Facebook’s Sheryl Sandberg has been on what appears to be a damage control tour lately.
The chief operating officer is currently touring Europe amid her company’s scandal-ridden public image crisis. While Facebook is dealing with issues ranging from antitrust to election interference, the COO remains one of its most trusted executives.
In between attending “Lean In” meetups, Sandberg’s European trip has so far included multiple public appearances on behalf of Facebook and its commitment to user safety and cooperation with regulators. One of her stops was at this month’s Cannes Lions conference, where she spoke to a packed audience of advertising industry members. As Fast Company noted, while CEO Mark Zuckerberg continues to be riddled with scrutiny, Sandberg’s presence among advertisers has had a much-needed positive reception.
“There are things that we missed, we wish we had understood the Russian interference in the U.S. election, we didn’t and we missed it,” Sandberg told Bloomberg’s Caroline Hyde on stage. “We’ve worked hard to get ahead of it, and I think we’ve done much better in the recent EU elections and U.S. midterms. But the fact that this is hard is important because we have a responsibility to people around the world who are using our services. And we have a responsibility, I have a responsibility, to protect that.”
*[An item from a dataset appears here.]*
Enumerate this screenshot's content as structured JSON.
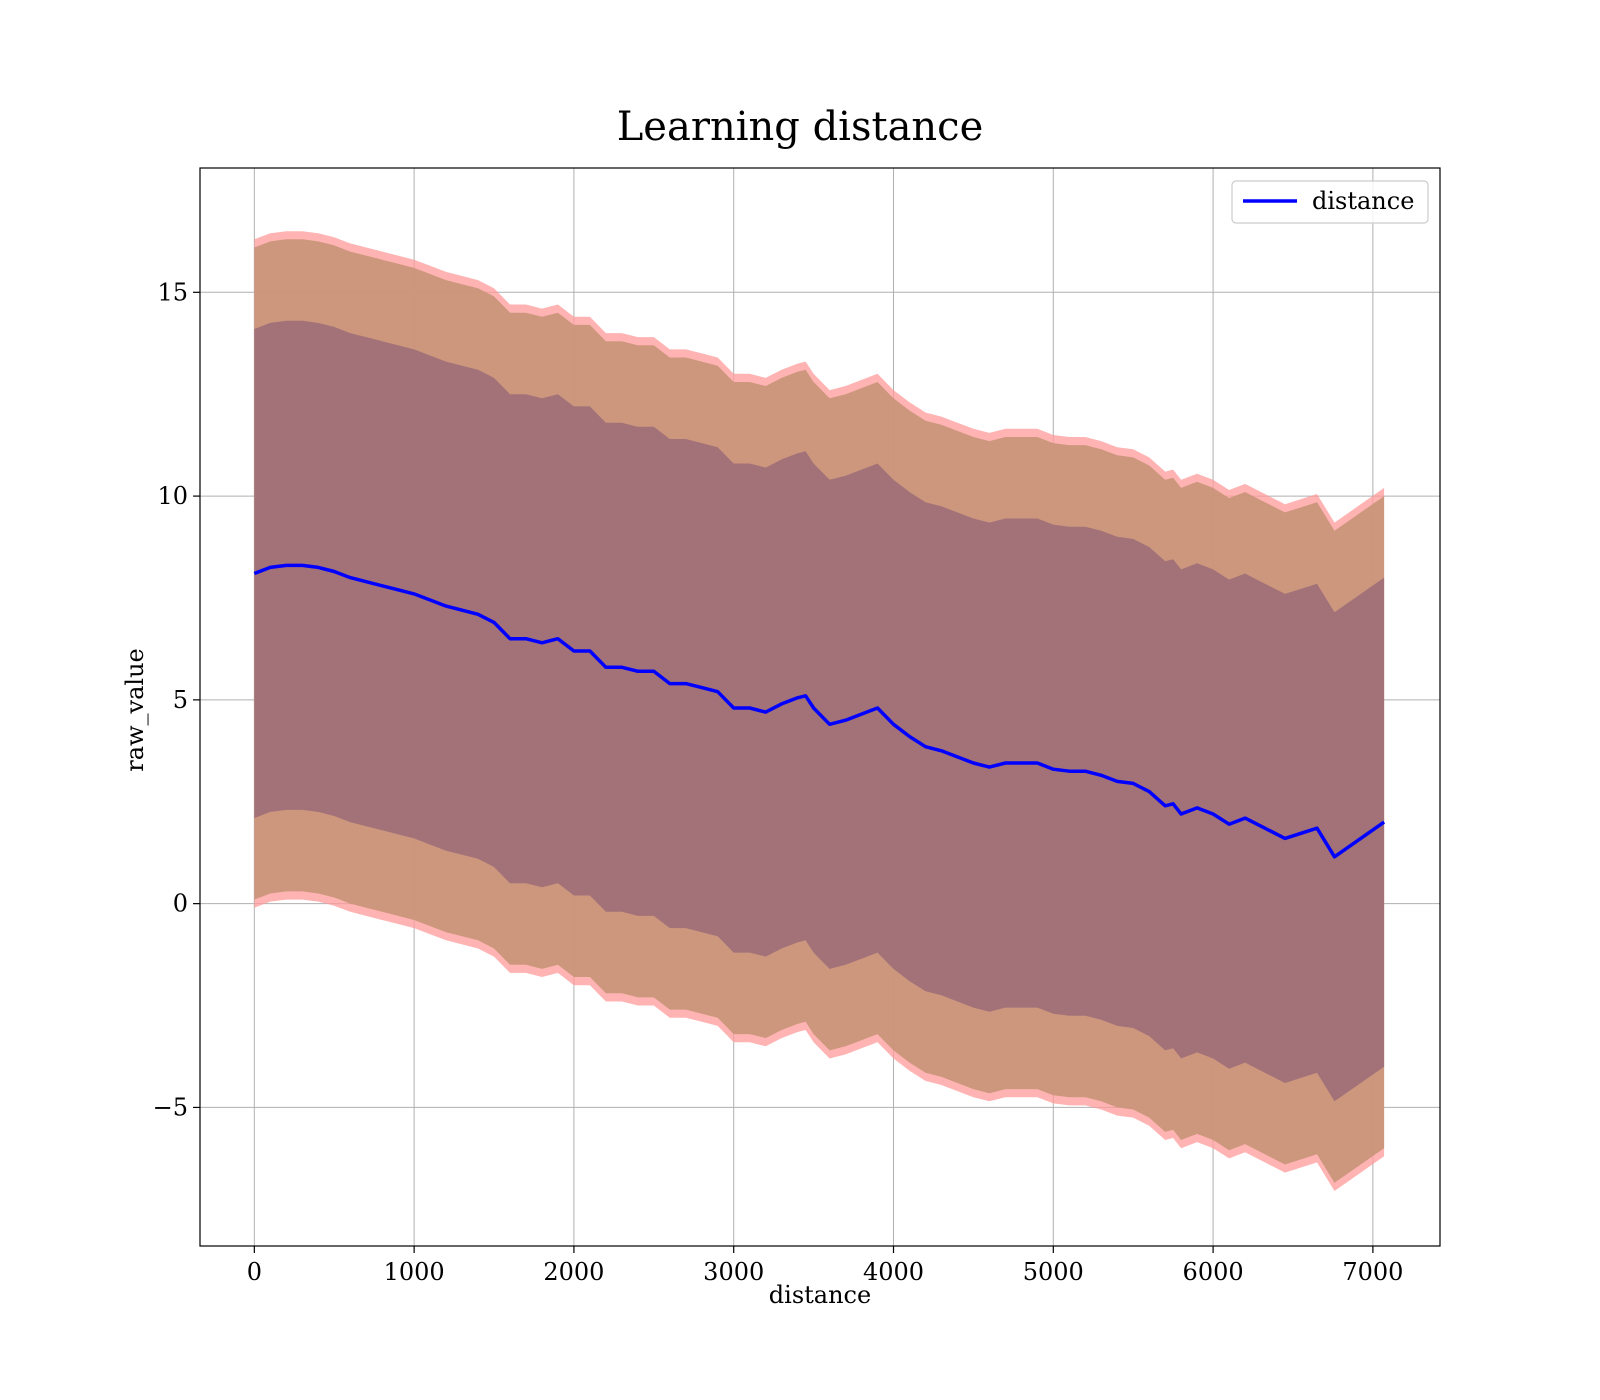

She also added that for the upcoming 2020 election, Facebook plans to be “as prepared as we possibly can.”
Sandberg’s next stop was in Italy, where she met with Italian Prime Minister Giuseppe Conte on Wednesday to discuss “how technology is impacting communities around the world,” and specifically working with the Italian government. The visit comes amid the European Union’s mounting pressure on Facebook to overhaul its policies following last year’s Cambridge Analytica scandal, among others.
In a post on her Facebook page, Sandberg wrote that she and Conte also “discussed the challenges facing the internet and our company and what Facebook is doing to keep people safe. We know we have more to do and working with governments around the world is key to making progress.”
While she’s pushed back on proposals to break up Big Tech, Sandberg’s enthusiasm for regulation has helped make her an indispensable ambassador for the company amid tension with governments worldwide.